汪近聖と同じ時代に活躍した墨匠として汪節庵、胡開文、曹素功がおり、合わせて清代製墨の「四大家」と呼ばれています。
汪近聖は明墨とは異なった味わいを持った作品を製作しており、当時の文人たちから高い評価を得ていた事で知られています。
汪近聖の出身地である中国・安徽省は良質の水・松・膠・漆が採取でき、墨を作るためには適した条件が揃っていました。
そのため古くから墨作りが盛んに行われており、ここで作られた墨は高い品質であった事から、他の墨と区別するために「徽墨(きぼく)」と呼び分けがされていました。

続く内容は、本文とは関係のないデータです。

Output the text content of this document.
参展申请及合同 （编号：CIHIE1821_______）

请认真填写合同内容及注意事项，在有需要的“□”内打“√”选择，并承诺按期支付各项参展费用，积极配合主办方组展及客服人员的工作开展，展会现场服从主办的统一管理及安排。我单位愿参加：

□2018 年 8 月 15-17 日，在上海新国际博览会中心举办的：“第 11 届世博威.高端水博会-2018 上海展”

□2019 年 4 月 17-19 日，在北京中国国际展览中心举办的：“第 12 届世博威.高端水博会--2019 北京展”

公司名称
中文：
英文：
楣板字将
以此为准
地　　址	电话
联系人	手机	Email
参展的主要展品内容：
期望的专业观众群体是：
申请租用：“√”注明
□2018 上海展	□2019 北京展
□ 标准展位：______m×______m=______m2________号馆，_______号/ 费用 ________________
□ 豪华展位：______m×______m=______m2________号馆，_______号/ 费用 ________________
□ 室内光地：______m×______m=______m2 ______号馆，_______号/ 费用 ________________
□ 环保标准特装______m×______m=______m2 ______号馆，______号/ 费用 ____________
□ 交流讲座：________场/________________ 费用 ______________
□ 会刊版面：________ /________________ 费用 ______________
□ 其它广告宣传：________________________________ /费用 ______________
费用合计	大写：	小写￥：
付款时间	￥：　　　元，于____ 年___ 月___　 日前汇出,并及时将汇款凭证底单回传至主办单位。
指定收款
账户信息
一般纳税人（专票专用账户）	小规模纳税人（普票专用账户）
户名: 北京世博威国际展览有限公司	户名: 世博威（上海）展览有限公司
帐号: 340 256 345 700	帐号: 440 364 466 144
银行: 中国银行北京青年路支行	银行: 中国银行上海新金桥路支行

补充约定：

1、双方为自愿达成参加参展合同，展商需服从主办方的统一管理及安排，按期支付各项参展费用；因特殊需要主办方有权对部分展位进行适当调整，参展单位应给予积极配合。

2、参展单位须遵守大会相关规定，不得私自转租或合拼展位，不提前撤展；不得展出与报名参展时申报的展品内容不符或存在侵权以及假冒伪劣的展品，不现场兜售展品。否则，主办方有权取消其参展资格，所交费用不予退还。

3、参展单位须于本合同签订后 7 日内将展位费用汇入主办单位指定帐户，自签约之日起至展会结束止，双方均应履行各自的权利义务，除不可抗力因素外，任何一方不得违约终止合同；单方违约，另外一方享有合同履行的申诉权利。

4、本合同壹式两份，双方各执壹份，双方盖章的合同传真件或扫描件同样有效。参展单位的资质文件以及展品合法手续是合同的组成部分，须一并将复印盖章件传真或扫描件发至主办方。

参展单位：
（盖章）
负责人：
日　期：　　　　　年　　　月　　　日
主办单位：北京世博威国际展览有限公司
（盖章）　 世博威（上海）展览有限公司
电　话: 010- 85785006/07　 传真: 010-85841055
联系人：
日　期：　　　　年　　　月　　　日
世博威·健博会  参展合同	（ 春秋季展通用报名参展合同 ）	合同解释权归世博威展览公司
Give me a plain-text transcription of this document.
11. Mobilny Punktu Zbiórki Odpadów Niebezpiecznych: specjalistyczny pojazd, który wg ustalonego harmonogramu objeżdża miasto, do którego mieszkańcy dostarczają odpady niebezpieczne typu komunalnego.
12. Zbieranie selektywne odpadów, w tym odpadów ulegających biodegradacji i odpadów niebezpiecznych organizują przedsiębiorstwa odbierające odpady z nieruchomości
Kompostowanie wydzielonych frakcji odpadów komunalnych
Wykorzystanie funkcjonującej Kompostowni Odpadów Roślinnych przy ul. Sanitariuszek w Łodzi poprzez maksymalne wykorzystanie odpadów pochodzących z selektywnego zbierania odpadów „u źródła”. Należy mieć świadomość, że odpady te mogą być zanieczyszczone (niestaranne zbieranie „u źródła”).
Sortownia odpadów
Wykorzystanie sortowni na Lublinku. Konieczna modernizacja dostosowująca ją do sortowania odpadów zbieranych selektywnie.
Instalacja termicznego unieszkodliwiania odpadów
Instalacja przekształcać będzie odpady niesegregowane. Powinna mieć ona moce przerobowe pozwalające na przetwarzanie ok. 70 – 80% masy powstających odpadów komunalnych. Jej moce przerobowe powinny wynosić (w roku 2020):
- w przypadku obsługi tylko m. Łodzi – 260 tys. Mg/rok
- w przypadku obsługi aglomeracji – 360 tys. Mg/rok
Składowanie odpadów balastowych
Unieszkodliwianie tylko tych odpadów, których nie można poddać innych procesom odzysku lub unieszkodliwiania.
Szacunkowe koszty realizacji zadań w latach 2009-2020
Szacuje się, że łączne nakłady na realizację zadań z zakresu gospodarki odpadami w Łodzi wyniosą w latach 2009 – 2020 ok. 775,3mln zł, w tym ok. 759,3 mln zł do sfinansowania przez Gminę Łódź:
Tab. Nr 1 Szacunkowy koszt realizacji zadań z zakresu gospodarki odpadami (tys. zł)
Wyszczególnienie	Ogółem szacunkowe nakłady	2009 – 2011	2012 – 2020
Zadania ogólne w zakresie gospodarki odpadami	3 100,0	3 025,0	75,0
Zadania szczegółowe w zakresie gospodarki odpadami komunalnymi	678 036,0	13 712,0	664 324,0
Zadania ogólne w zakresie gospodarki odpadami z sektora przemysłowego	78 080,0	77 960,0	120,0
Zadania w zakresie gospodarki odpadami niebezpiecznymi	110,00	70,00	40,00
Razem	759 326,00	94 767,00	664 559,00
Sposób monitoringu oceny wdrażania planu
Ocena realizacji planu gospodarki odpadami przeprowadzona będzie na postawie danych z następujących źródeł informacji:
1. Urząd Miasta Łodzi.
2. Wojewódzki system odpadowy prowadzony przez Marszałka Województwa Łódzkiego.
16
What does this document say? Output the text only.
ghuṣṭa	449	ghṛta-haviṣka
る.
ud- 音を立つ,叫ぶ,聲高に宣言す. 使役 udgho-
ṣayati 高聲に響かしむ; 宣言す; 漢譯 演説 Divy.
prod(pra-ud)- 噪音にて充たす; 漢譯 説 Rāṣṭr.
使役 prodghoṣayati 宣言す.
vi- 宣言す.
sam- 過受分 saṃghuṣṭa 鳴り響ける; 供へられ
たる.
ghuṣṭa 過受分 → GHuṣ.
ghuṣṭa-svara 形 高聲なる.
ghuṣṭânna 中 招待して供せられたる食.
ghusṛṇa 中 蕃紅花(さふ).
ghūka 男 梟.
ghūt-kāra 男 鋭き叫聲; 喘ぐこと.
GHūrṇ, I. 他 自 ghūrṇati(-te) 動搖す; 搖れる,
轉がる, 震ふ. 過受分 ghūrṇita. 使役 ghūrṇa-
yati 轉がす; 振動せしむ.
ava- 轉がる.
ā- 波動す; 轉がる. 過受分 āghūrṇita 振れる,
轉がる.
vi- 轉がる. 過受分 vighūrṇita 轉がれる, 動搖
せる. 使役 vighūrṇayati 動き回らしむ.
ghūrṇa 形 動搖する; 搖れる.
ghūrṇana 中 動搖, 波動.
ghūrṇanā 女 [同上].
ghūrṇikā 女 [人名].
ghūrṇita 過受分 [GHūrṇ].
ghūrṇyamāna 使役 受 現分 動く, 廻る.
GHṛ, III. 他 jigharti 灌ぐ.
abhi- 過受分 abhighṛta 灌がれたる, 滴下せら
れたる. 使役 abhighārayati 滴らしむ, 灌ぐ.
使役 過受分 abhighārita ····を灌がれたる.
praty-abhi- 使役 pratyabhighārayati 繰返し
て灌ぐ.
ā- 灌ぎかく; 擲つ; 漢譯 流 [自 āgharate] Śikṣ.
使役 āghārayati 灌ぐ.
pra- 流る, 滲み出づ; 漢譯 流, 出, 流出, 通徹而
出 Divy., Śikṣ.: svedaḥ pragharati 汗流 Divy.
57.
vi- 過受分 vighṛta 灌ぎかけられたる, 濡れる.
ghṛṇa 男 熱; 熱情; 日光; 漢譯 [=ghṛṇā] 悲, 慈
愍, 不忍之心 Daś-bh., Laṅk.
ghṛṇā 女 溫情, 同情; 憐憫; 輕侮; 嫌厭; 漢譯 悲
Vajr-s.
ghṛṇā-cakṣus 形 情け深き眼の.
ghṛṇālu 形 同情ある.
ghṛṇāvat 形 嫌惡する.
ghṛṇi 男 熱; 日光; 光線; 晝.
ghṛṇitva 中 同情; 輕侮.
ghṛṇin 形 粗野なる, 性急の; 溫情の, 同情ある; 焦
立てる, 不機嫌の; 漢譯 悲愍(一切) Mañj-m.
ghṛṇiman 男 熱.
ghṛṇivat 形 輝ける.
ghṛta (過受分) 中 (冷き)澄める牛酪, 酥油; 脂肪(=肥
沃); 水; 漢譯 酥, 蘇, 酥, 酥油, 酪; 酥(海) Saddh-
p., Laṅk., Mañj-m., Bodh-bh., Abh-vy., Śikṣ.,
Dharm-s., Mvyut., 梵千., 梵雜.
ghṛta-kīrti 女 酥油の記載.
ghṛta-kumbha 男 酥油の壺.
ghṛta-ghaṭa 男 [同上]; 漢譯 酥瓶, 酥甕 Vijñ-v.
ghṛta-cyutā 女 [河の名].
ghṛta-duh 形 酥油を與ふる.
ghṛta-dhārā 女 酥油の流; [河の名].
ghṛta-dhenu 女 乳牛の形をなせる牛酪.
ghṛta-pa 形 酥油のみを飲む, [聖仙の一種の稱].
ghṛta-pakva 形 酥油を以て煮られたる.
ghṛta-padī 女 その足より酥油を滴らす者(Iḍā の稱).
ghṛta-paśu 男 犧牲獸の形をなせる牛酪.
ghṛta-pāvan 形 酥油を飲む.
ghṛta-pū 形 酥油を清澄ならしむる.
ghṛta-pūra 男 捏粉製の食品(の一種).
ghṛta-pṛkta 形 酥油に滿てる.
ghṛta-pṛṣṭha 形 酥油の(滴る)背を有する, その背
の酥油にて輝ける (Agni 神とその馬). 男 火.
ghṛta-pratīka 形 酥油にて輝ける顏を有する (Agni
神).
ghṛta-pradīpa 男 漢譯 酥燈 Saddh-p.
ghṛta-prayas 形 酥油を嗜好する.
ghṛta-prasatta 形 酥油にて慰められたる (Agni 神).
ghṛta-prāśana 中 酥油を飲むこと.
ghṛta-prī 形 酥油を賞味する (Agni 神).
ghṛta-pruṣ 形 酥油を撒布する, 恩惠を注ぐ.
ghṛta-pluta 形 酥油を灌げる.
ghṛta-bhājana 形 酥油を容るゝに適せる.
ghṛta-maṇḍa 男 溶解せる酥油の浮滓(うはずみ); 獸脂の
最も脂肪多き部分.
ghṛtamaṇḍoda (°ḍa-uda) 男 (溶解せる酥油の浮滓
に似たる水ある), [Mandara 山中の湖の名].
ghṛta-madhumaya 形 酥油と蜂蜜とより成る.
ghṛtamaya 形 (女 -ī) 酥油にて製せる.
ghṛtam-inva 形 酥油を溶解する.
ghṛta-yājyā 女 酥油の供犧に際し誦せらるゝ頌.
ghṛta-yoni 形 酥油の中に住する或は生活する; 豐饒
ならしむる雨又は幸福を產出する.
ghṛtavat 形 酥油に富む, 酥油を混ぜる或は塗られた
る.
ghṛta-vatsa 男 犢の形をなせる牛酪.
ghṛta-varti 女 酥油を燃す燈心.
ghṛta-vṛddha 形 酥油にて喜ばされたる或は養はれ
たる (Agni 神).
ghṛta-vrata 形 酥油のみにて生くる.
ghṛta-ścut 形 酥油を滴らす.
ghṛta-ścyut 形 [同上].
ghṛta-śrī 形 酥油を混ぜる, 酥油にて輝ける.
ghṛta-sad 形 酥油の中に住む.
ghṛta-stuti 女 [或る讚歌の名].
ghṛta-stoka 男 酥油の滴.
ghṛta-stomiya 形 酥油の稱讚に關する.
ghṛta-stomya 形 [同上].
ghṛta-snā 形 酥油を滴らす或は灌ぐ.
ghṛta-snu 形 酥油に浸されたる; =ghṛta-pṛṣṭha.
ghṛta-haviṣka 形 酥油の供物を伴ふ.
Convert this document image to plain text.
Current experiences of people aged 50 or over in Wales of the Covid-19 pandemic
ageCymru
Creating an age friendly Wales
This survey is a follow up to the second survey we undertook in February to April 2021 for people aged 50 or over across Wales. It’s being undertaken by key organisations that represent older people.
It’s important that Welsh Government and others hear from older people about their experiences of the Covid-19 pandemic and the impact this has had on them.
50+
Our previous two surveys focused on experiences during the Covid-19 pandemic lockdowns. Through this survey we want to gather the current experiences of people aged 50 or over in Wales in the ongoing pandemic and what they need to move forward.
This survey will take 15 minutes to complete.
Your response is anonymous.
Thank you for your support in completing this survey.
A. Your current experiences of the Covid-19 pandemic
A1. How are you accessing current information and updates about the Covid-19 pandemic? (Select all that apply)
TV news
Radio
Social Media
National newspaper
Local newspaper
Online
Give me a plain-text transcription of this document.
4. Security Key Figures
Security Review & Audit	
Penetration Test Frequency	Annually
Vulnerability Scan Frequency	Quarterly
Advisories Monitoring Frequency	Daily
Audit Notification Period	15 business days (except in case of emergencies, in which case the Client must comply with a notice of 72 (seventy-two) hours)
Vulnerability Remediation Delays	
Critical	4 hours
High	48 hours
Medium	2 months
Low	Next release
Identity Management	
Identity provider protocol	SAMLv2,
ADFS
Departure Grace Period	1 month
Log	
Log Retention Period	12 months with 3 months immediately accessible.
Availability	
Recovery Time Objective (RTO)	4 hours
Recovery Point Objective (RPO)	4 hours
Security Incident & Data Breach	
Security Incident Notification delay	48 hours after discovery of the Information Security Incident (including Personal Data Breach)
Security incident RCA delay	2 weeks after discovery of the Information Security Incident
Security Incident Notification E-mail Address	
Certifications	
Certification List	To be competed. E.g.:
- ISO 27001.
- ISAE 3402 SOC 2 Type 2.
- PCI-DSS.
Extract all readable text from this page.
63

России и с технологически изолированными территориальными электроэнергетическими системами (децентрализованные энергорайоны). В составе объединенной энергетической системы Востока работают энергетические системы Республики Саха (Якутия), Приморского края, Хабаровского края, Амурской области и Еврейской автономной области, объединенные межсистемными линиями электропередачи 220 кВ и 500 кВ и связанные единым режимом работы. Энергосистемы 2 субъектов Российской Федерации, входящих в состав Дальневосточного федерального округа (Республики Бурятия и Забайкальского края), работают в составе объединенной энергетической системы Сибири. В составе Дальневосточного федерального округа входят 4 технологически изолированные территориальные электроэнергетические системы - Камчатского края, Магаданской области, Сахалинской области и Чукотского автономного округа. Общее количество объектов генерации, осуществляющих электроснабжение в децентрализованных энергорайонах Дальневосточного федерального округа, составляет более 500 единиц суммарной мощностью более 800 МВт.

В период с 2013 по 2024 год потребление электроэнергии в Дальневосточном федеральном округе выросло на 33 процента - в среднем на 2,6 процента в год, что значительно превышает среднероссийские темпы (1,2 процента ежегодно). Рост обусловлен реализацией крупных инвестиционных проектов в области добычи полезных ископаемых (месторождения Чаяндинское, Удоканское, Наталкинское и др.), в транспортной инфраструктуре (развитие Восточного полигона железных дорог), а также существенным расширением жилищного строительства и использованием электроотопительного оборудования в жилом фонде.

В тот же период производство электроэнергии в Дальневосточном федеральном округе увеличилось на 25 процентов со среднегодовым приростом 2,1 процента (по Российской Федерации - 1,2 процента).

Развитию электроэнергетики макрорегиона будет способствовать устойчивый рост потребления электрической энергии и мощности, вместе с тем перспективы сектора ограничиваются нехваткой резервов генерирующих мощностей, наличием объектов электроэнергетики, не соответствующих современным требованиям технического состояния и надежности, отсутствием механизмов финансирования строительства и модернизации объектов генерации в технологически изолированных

その後、徽墨は上海墨廠にその生産が統合されてしまいましたが、1978年に行った改革開放政策によって個人経営の墨廠(ぼくしょう)に分かれていき、胡開文や曹素功といったブランドが誕生しました。
こうして汪近聖は曹素功の藝粟斎で製墨を学び、徽州府城内で独立して鑑古斎と称すようになります。
その後、乾隆帝の命を受けた汪近聖は高齢であった事から、次男である汪惟高(兆瑞)を北京に上らせ、3年間の御墨製作にあたらせました。
これは乾隆帝の文墨趣味の一環として製作された精巧な墨で「乾隆御墨」と呼ばれています。